Ah, the old days of fighting games. I remember when you couldn’t turn around in an arcade without seeing a new one almost every week. Some companies focused only on that market and created game after game, SNK for example. Fast forward 20-plus years and while not as popular in arcades, fighting games still have a huge following and online community, via in home consoles and PC. Publisher Arc System Works the masterminds behind the Guilty Gear and BlazBlue series has stood out as the most recent company to do this. Now with Chaos Code: New Sign of Catastrophe on the PlayStation 4, gamers will have access to what was originally a 2011 Japanese arcade game.
Also released for the Playstation 3 in the U.S. in 2013, Chaos Code has been around for a while and in various forms, as is the way of some past fighters. Re-releases and updated versions usually come with having support from a community who still craves that game from their last gen system, or who was it updated on their new one. Or, it could just be that the company is hoping for long-time fans to get excited, so they rehash an old game, toss in a couple of extras, a longer title, and then make a money grab.
Chaos Code: New Sign of Catastrophe comes out the gate fast with an intense anime intro and its wall of selectable modes at the first menu. I suggest the practice mode to get your bearings. What you will find is 16 selectable characters, from a robotic suit ninja chick with armor conveniently giving her large chest room to move, to a couple of kids named Cait & Sith, to a very large chef named Bravo. Chaos Code: New Sign of Catastrophe is full of options, though. Players can choose two out of four ability options, how they move, and even color customization from a very small pallet.
Get to know the characters. They are easy to learn and fun to play, depending on your preferences. That is one of the best parts about Chaos Code, it’s very simple to learn and most of the special moves are easy to pull off. When playing the usual short obligatory arcade, or “story” mode, new players can even set the difficulty to a breezy “one” rating. This gives players a chance to get used to the game. There is plenty of surprising depth to the combat in Chaos Code. Enough that fans of the old SNK series should be right at home, playing like it’s 1993. Right down to the comical “physics” of the female characters. Yeah, you know what I mean.

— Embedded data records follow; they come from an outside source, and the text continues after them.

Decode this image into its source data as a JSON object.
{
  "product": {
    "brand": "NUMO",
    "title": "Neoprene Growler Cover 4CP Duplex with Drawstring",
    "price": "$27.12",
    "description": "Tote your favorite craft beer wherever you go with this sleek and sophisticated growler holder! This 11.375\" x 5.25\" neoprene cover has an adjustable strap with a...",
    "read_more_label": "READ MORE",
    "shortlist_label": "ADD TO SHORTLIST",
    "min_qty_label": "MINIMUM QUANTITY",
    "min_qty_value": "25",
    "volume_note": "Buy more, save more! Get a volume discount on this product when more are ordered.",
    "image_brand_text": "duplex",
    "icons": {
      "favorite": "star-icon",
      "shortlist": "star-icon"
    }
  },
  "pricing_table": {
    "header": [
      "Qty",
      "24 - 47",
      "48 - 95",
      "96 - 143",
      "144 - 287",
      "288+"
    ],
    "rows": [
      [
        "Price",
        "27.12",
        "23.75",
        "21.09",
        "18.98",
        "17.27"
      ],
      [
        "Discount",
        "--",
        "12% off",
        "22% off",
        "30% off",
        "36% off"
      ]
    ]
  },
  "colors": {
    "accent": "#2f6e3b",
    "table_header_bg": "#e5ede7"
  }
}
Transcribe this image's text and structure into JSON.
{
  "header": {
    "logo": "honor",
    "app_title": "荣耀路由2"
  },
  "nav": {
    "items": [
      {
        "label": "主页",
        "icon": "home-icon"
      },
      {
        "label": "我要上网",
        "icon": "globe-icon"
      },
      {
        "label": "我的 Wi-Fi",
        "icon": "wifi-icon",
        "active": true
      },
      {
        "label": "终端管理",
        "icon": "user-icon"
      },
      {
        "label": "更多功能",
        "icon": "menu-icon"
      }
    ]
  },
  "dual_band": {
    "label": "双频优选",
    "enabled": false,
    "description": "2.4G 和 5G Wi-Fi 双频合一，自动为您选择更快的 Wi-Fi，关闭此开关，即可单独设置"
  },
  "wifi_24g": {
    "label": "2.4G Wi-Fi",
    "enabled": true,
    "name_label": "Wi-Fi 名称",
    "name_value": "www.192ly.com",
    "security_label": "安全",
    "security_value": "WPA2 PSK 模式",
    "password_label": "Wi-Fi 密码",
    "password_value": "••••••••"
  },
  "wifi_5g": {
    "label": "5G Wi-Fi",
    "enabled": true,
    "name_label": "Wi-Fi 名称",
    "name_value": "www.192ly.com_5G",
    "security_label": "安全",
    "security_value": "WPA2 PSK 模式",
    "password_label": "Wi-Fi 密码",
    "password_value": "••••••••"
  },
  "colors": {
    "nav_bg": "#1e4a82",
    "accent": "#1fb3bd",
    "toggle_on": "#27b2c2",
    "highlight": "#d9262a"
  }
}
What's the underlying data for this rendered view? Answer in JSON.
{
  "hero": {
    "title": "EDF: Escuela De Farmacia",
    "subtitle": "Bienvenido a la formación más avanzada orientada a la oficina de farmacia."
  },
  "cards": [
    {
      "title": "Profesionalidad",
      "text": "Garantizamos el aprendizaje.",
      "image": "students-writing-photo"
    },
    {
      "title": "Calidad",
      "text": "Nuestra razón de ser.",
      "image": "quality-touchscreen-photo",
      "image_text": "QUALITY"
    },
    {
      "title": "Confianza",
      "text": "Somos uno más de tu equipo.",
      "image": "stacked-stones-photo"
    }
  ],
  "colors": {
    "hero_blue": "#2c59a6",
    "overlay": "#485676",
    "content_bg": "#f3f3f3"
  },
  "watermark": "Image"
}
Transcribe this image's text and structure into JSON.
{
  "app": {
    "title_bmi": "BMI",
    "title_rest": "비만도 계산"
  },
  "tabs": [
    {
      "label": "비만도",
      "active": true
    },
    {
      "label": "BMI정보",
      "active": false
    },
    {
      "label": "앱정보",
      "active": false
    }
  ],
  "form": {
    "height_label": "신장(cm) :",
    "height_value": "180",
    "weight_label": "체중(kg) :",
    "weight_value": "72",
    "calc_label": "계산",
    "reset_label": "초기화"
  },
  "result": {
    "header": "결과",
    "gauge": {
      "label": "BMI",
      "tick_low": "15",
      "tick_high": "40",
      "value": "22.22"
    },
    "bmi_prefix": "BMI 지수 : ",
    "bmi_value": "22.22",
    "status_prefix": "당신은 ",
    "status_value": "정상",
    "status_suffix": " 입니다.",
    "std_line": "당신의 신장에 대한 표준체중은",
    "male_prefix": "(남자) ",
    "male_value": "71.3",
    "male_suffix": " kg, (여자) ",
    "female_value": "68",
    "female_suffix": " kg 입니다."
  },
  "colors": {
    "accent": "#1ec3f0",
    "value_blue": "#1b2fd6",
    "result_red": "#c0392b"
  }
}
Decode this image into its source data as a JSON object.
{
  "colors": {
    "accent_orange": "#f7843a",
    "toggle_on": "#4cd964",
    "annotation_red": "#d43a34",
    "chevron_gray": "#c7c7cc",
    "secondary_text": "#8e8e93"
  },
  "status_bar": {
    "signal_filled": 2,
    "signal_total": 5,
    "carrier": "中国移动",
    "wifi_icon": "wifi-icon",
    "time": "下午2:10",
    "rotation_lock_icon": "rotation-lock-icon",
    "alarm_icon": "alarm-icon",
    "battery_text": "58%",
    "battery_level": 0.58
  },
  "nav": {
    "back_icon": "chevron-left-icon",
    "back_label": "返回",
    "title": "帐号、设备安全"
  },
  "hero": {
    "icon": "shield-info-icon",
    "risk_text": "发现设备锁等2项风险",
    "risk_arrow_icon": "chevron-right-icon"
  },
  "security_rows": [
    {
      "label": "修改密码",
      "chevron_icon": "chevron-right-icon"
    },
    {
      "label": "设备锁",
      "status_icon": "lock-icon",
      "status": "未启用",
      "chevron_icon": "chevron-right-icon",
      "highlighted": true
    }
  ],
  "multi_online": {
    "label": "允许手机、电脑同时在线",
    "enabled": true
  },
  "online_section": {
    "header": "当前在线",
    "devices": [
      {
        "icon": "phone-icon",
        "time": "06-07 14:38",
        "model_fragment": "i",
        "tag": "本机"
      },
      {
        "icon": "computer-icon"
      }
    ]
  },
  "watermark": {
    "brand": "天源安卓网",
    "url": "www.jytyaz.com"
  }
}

Load times are generally fast, and I saw little lag in Network Vs. mode. My favorite mode is Mission Mode, where you are given specific attacks that are the ONLY way to deal damage to your CPU opponent. It’s very challenging and fun. These challenges unlock points you can use to buy more color pallet options and game art. The soundtrack for Chaos Code is a mix of various j-rock; repetitive and over the top. Yet It fits. The addition of a full wide screen view in this version is very welcome and does make the game feel at least a little more up to date, even if the graphics do not.
Chaos Code: New Sign of Catastrophe is a simple arcade fighter with hidden depth for fans of the genre. It has enough characters to keep players happy and at an MSRP of $19.99 in the PlayStation store, it’s not a huge cost for a short amount of fun. But it really doesn’t bring anything new to the table, sadly. If you find yourself wanting to relive the the SNK-era of fighting games, go for it, but for the rest of us, Chaos Code: New Sign of Catastrophe is a pass.
Chaos Code: New Sign of Catastrophe is available now for PlayStation 4 and PC via Steam. This review is based on a copy provided for that purpose.